No Racket-specific struggles. No model got stuck on S-expression syntax,
#lang racket conventions, or Racket-specific library APIs. The parentheses didn't slow
anyone down.
Cross-language snapshot
| Language | Models completing all 10 parts |
|---|---|
| Python | 10/10 |
| Ruby | 10/10 |
| Elm | 10/10 |
| Rust | 10/10 |
| Racket | 10/10 |
| Java | 9/10 |
| Elixir | 7/10 |
| Haskell | 7/11 |
| OCaml | 5/9 |
| ReScript (run 2) | 2/10 |
Racket's perfect completion rate is notable. It's not a mainstream language, but it has
clear semantics, good documentation, and a REPL-friendly workflow.
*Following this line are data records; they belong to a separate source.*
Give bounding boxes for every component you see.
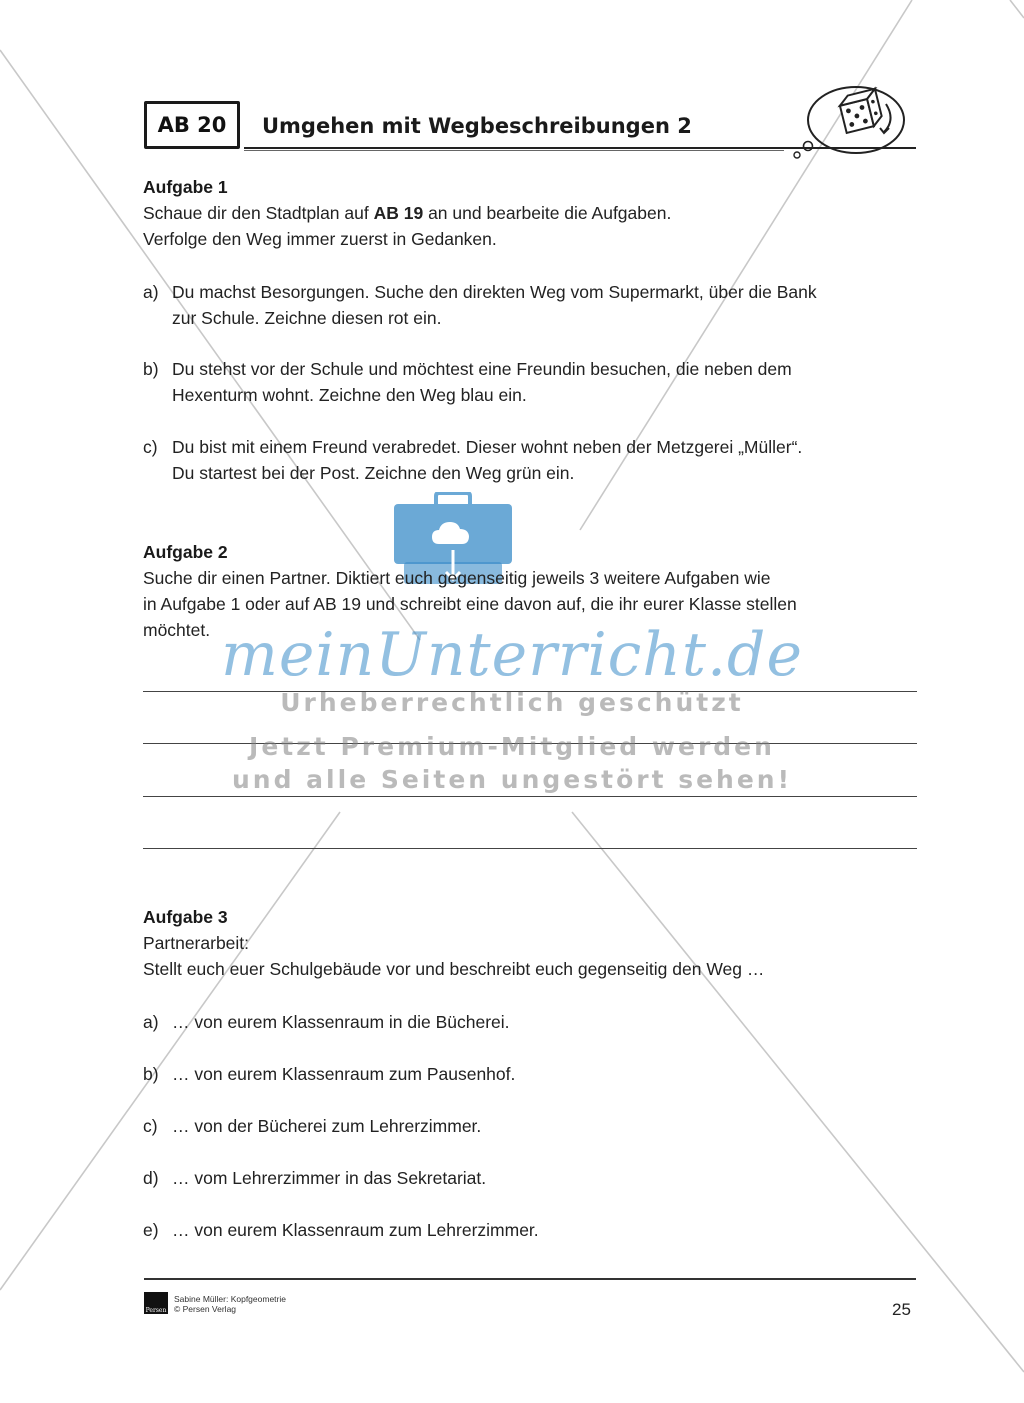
footer-credits [174,1294,286,1314]
footer-rule [144,1278,916,1280]
item-text-line2: zur Schule. Zeichne diesen rot ein. [172,308,442,328]
task3-item-c [143,1113,481,1139]
task3-item-a [143,1009,510,1035]
page-title: Umgehen mit Wegbeschreibungen 2 [262,114,692,138]
sheet-code: AB 20 [157,113,227,137]
item-label: c) [143,1116,158,1136]
item-text-line2: Hexenturm wohnt. Zeichne den Weg blau ein. [172,385,527,405]
page-number: 25 [892,1300,911,1319]
item-text: … von der Bücherei zum Lehrerzimmer. [172,1116,482,1136]
task2-line: in Aufgabe 1 oder auf AB 19 und schreibt eine davon auf, die ihr eurer Klasse stellen [143,594,797,614]
writing-line [143,796,917,797]
item-text-line1: Du stehst vor der Schule und möchtest eine Freundin besuchen, die neben dem [172,359,792,379]
task2-line: Suche dir einen Partner. Diktiert euch gegenseitig jeweils 3 weitere Aufgaben wie [143,568,771,588]
task1-intro [143,200,671,226]
task2-heading: Aufgabe 2 [143,542,228,562]
item-label: c) [143,437,158,457]
writing-line [143,848,917,849]
item-label: b) [143,1064,159,1084]
item-label: d) [143,1168,159,1188]
header-rule-sketch [244,150,784,151]
item-text: … vom Lehrerzimmer in das Sekretariat. [172,1168,487,1188]
item-text: … von eurem Klassenraum zum Pausenhof. [172,1064,516,1084]
item-text-line1: Du bist mit einem Freund verabredet. Dieser wohnt neben der Metzgerei „Müller“. [172,437,803,457]
task3-subheading: Partnerarbeit: [143,933,250,953]
item-label: e) [143,1220,159,1240]
watermark-premium-2: und alle Seiten ungestört sehen! [231,765,793,794]
task1-intro-line2: Verfolge den Weg immer zuerst in Gedanken. [143,229,497,249]
footer-credit-author: Sabine Müller: Kopfgeometrie [174,1294,286,1304]
task1-intro-pre: Schaue dir den Stadtplan auf [143,203,374,223]
task3-item-d [143,1165,486,1191]
task1-intro-bold: AB 19 [373,203,424,223]
sheet-code-box [144,101,240,149]
item-text: … von eurem Klassenraum in die Bücherei. [172,1012,510,1032]
task1-item-a [143,279,817,331]
task1-item-b [143,356,792,408]
watermark-premium: Jetzt Premium-Mitglied werden [249,732,775,761]
watermark-copyright: Urheberrechtlich geschützt [280,688,744,717]
footer-credit-publisher: © Persen Verlag [174,1304,237,1314]
item-text-line1: Du machst Besorgungen. Suche den direkten Weg vom Supermarkt, über die Bank [172,282,817,302]
task1-item-c [143,434,802,486]
item-label: a) [143,282,159,302]
item-label: b) [143,359,159,379]
task3-item-b [143,1061,515,1087]
item-text: … von eurem Klassenraum zum Lehrerzimmer. [172,1220,539,1240]
publisher-logo: Persen [144,1292,168,1314]
task1-intro-post: an und bearbeite die Aufgaben. [423,203,672,223]
task1-heading: Aufgabe 1 [143,177,228,197]
dice-thought-bubble-icon [786,80,916,160]
task2-line: möchtet. [143,620,211,640]
watermark-brand: meinUnterricht.de [221,620,803,690]
task3-intro: Stellt euch euer Schulgebäude vor und beschreibt euch gegenseitig den Weg … [143,959,765,979]
item-text-line2: Du startest bei der Post. Zeichne den Weg grün ein. [172,463,575,483]
task3-heading: Aufgabe 3 [143,907,228,927]
task3-item-e [143,1217,539,1243]
item-label: a) [143,1012,159,1032]
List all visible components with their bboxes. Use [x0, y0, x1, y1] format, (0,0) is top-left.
Unlike Elm (which
needed a scaffold) or Rust (which demands borrow-checking), Racket lets you write a
quick script with #lang racket and go — and that simplicity may have helped.
Benchmarked on 2026-02-27 using pi as the agent harness.
This post was written with AI assistance.